Bartek, plus âgé que les autres, est un ancien banquier, et il ne vit pas dans une maison sans toilettes. Bartek, en fait, se porte tellement bien [financièrement] qu’il n’a pas besoin de travailler du tout. Il est catholique et il soutient le parti PiS (Droit et Justice). Il croit que les programmes sociaux, comme celui connu sous le nom «500+», sont extrêmement importants.
« C’est la première fois », dit-il, « qu’un gouvernement polonais se soucie des gens. »
À la table à côté de lui est assis Maciej, un grand homme avec une barbiche.
Maciej préfère le parti de la plate-forme civique.
Pourquoi ?
« C’est suite à ce que j’ai lu dans le journal. »

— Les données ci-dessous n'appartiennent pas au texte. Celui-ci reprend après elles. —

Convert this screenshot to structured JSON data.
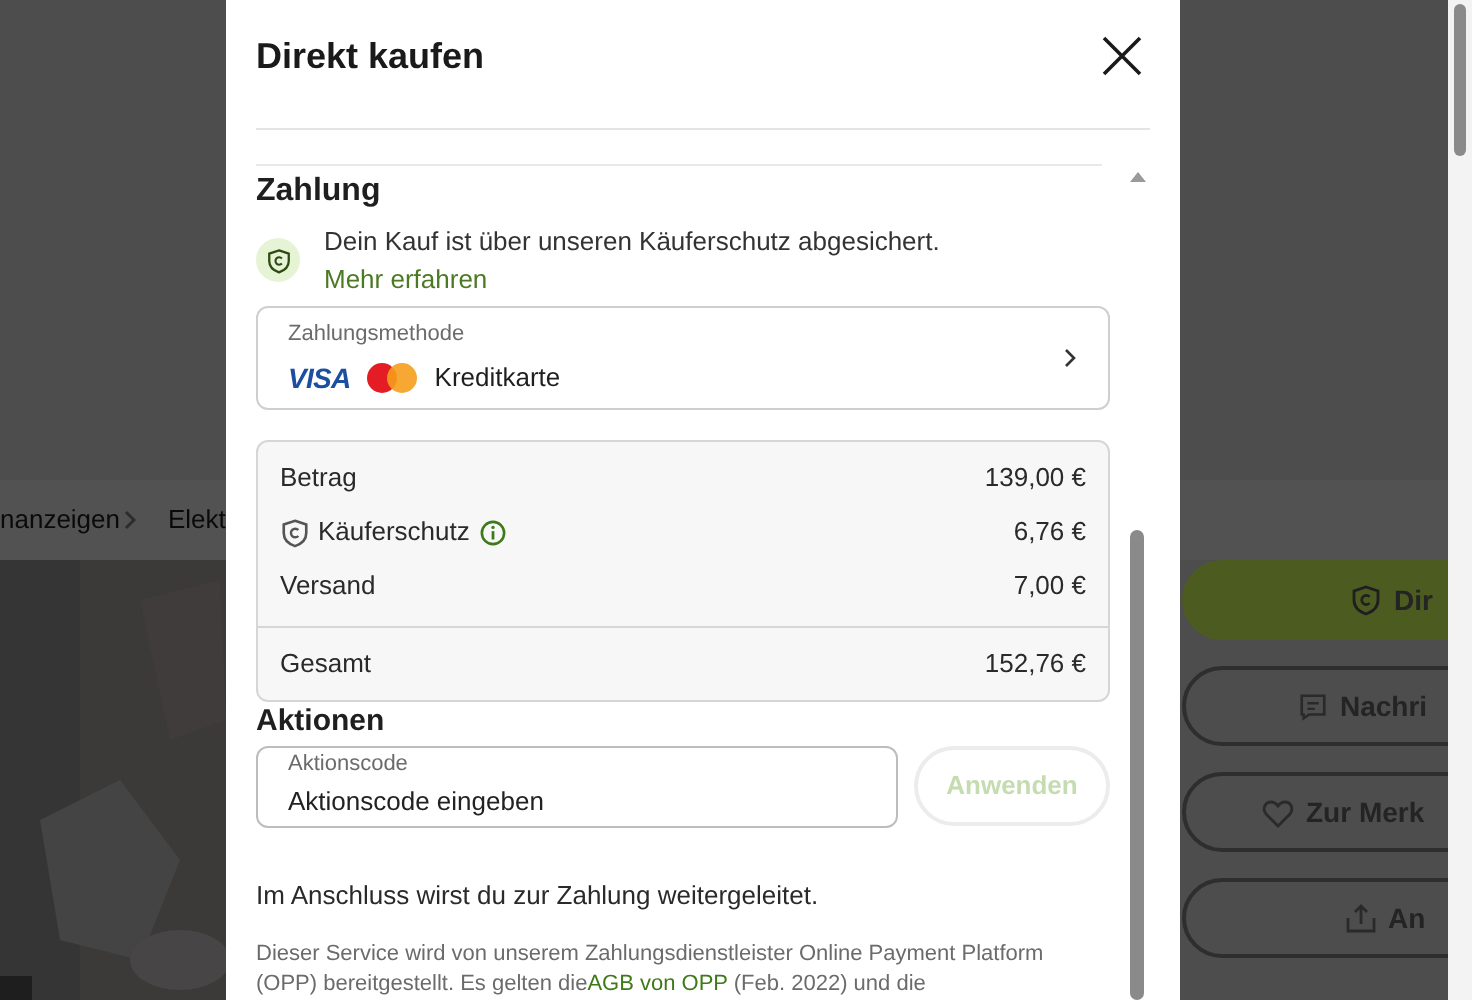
{
  "background_page": {
    "breadcrumb": [
      "nanzeigen",
      "Elekt"
    ],
    "action_buttons": [
      {
        "label": "Dir",
        "kind": "primary"
      },
      {
        "label": "Nachri",
        "kind": "message"
      },
      {
        "label": "Zur Merk",
        "kind": "watch"
      },
      {
        "label": "An",
        "kind": "share"
      }
    ]
  },
  "dialog": {
    "title": "Direkt kaufen",
    "payment": {
      "heading": "Zahlung",
      "note": "Dein Kauf ist über unseren Käuferschutz abgesichert.",
      "note_link": "Mehr erfahren",
      "method_label": "Zahlungsmethode",
      "card_brand": "VISA",
      "method": "Kreditkarte"
    },
    "summary": {
      "rows": [
        {
          "label": "Betrag",
          "value": "139,00 €",
          "kind": "plain"
        },
        {
          "label": "Käuferschutz",
          "value": "6,76 €",
          "kind": "protection"
        },
        {
          "label": "Versand",
          "value": "7,00 €",
          "kind": "plain"
        }
      ],
      "total": {
        "label": "Gesamt",
        "value": "152,76 €"
      }
    },
    "promo": {
      "heading": "Aktionen",
      "field_label": "Aktionscode",
      "placeholder": "Aktionscode eingeben",
      "button": "Anwenden",
      "disabled": true
    },
    "redirect_note": "Im Anschluss wirst du zur Zahlung weitergeleitet.",
    "legal": {
      "before": "Dieser Service wird von unserem Zahlungsdienstleister Online Payment Platform (OPP) bereitgestellt. Es gelten die",
      "link": "AGB von OPP",
      "after": " (Feb. 2022) und die"
    }
  }
}
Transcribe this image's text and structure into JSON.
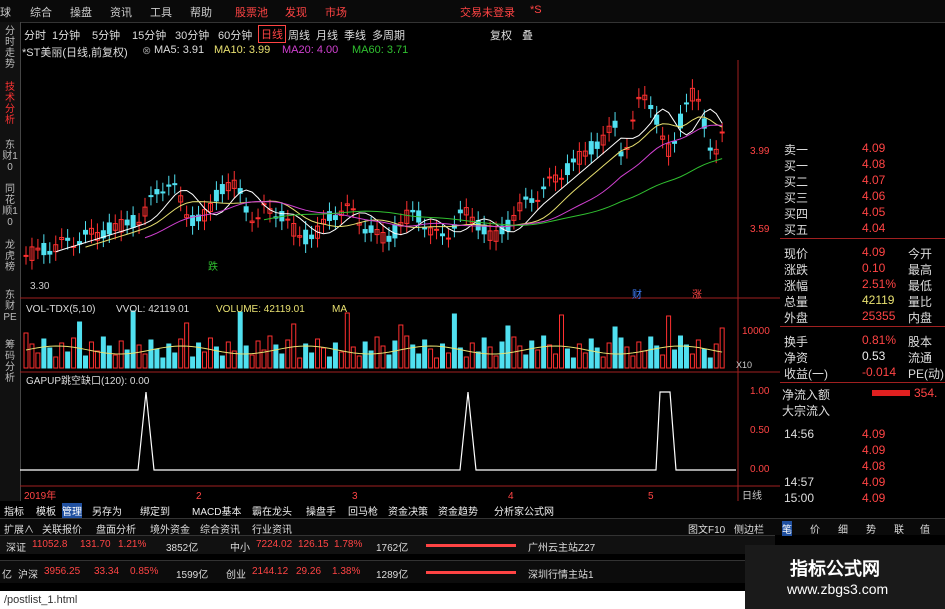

Il lit probablement Gazeta Wyborcza («Le journal électoral»), le principal journal libéral de Pologne.
« Être Polonais », me dit Maciej, « ne veut rien dire ».
Ça lui est égal, cela ne le dérangerait pas d’être né allemand ou français.
« Ce qui est important », dit-il, « c’est de marcher dans les rues de Varsovie avec une belle fille à vos côtés. »
Je pars de Karma et vais à la rencontre d’autres gens dans cette grande ville de Varsovie.
Joanna, une ancienne catholique mariée à un Juif, est totalement opposée au parti PiS, et elle est très critique envers la société polonaise en général.
« L’antisémitisme en Pologne, me dit-elle, est de 60% à l’extérieur de Varsovie et de 30% à Varsovie ».
Ce ne sont pas les statistiques qu’elle a lu quelque part, mais c’est son impression.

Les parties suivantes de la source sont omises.